CRÉATIONS D'EMPLOIS INSUFFISANTES

Malgré ces succès, le malaise dans la population demeure perceptible. La région de Dakar, où vit plus du quart des Sénégalais, est une zone surpeuplée où à peine 30 % des actifs occupent un emploi salarié. Pendant sa campagne de 2012, Macky Sall avait promis la création de 500 000 emplois par an. On en est très loin. « Nous avions sous-estimé la structure de l’économie sénégalaise, peu diversifiée et peu performante, surtout en matière agricole », soupire un conseiller du président. Or, c’est bien la préoccupation principale des ménages (pour 26,8 %), et surtout des jeunes (41 %). Les réformes foncières, la maîtrise de l’eau, les investissements dans la pêche et la pisciculture n’ont pas encore permis de sortir les zones rurales (56 % des habitants) de l’ornière. L’exode vers la ville se poursuit, aggravant les problèmes liés à la surpopulation.

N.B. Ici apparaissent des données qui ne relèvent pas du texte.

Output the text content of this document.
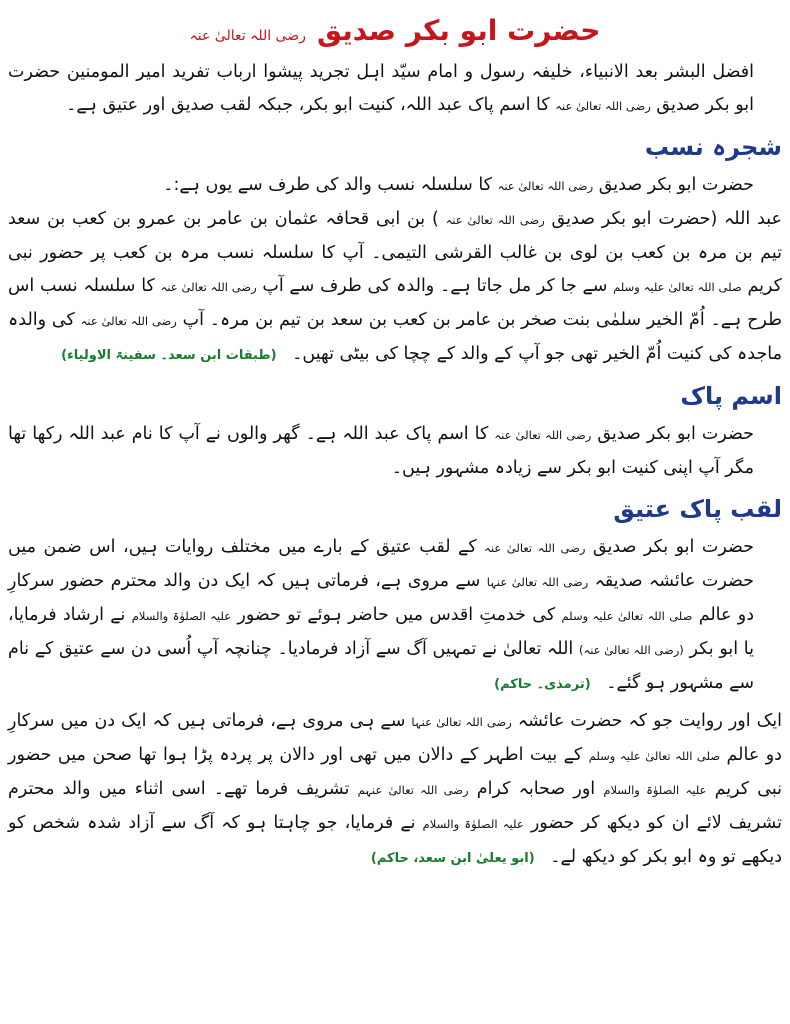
حضرت ابو بکر صدیق رضی اللہ تعالیٰ عنہ

افضل البشر بعد الانبیاء، خلیفہ رسول و امام سیّد اہل تجرید پیشوا ارباب تفرید امیر المومنین حضرت ابو بکر صدیق رضی اللہ تعالیٰ عنہ کا اسم پاک عبد اللہ، کنیت ابو بکر، جبکہ لقب صدیق اور عتیق ہے۔

شجرہ نسب

حضرت ابو بکر صدیق رضی اللہ تعالیٰ عنہ کا سلسلہ نسب والد کی طرف سے یوں ہے:۔

عبد اللہ (حضرت ابو بکر صدیق رضی اللہ تعالیٰ عنہ ) بن ابی قحافہ عثمان بن عامر بن عمرو بن کعب بن سعد تیم بن مرہ بن کعب بن لوی بن غالب القرشی التیمی۔ آپ کا سلسلہ نسب مرہ بن کعب پر حضور نبی کریم صلی اللہ تعالیٰ علیہ وسلم سے جا کر مل جاتا ہے۔ والدہ کی طرف سے آپ رضی اللہ تعالیٰ عنہ کا سلسلہ نسب اس طرح ہے۔ اُمّ الخیر سلمٰی بنت صخر بن عامر بن کعب بن سعد بن تیم بن مرہ۔ آپ رضی اللہ تعالیٰ عنہ کی والدہ ماجدہ کی کنیت اُمّ الخیر تھی جو آپ کے والد کے چچا کی بیٹی تھیں۔ (طبقات ابن سعد۔ سفینۃ الاولیاء)

اسم پاک

حضرت ابو بکر صدیق رضی اللہ تعالیٰ عنہ کا اسم پاک عبد اللہ ہے۔ گھر والوں نے آپ کا نام عبد اللہ رکھا تھا مگر آپ اپنی کنیت ابو بکر سے زیادہ مشہور ہیں۔

لقب پاک عتیق

حضرت ابو بکر صدیق رضی اللہ تعالیٰ عنہ کے لقب عتیق کے بارے میں مختلف روایات ہیں، اس ضمن میں حضرت عائشہ صدیقہ رضی اللہ تعالیٰ عنہا سے مروی ہے، فرماتی ہیں کہ ایک دن والد محترم حضور سرکارِ دو عالم صلی اللہ تعالیٰ علیہ وسلم کی خدمتِ اقدس میں حاضر ہوئے تو حضور علیہ الصلوٰۃ والسلام نے ارشاد فرمایا، یا ابو بکر (رضی اللہ تعالیٰ عنہ) اللہ تعالیٰ نے تمہیں آگ سے آزاد فرمادیا۔ چنانچہ آپ اُسی دن سے عتیق کے نام سے مشہور ہو گئے۔ (ترمذی۔ حاکم)

ایک اور روایت جو کہ حضرت عائشہ رضی اللہ تعالیٰ عنہا سے ہی مروی ہے، فرماتی ہیں کہ ایک دن میں سرکارِ دو عالم صلی اللہ تعالیٰ علیہ وسلم کے بیت اطہر کے دالان میں تھی اور دالان پر پردہ پڑا ہوا تھا صحن میں حضور نبی کریم علیہ الصلوٰۃ والسلام اور صحابہ کرام رضی اللہ تعالیٰ عنہم تشریف فرما تھے۔ اسی اثناء میں والد محترم تشریف لائے ان کو دیکھ کر حضور علیہ الصلوٰۃ والسلام نے فرمایا، جو چاہتا ہو کہ آگ سے آزاد شدہ شخص کو دیکھے تو وہ ابو بکر کو دیکھ لے۔ (ابو یعلیٰ ابن سعد، حاکم)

Ces revers constituent-ils une menace pour Macky Sall, à deux ans des prochaines élections ? Assurément, même si, d’ici là, on ne voit pas bien qui dans l’opposition pourrait constituer un adversaire crédible. Le plus sérieux est sans doute Khalifa Sall, maire de Dakar. Mais ce dernier est incarcéré depuis début mars pour une affaire de détournement de fonds publics – beaucoup y voient la main du Palais. Autre ombre qui plane au-dessus du président : celle d’Abdoulaye Wade, qui, malgré ses 90 ans, n’a semble-t-il pas renoncé à influer sur la vie politique. Indéniablement, Macky Sall, ingénieur géologue de formation, est un homme patient et réfléchi. Il a su capitaliser les acquis de la présidence Wade tout en réussissant à s’en démarquer pour donner un nouvel élan au pays. Mais il doit aussi se méfier. La jeunesse sénégalaise n’a pas sa patience.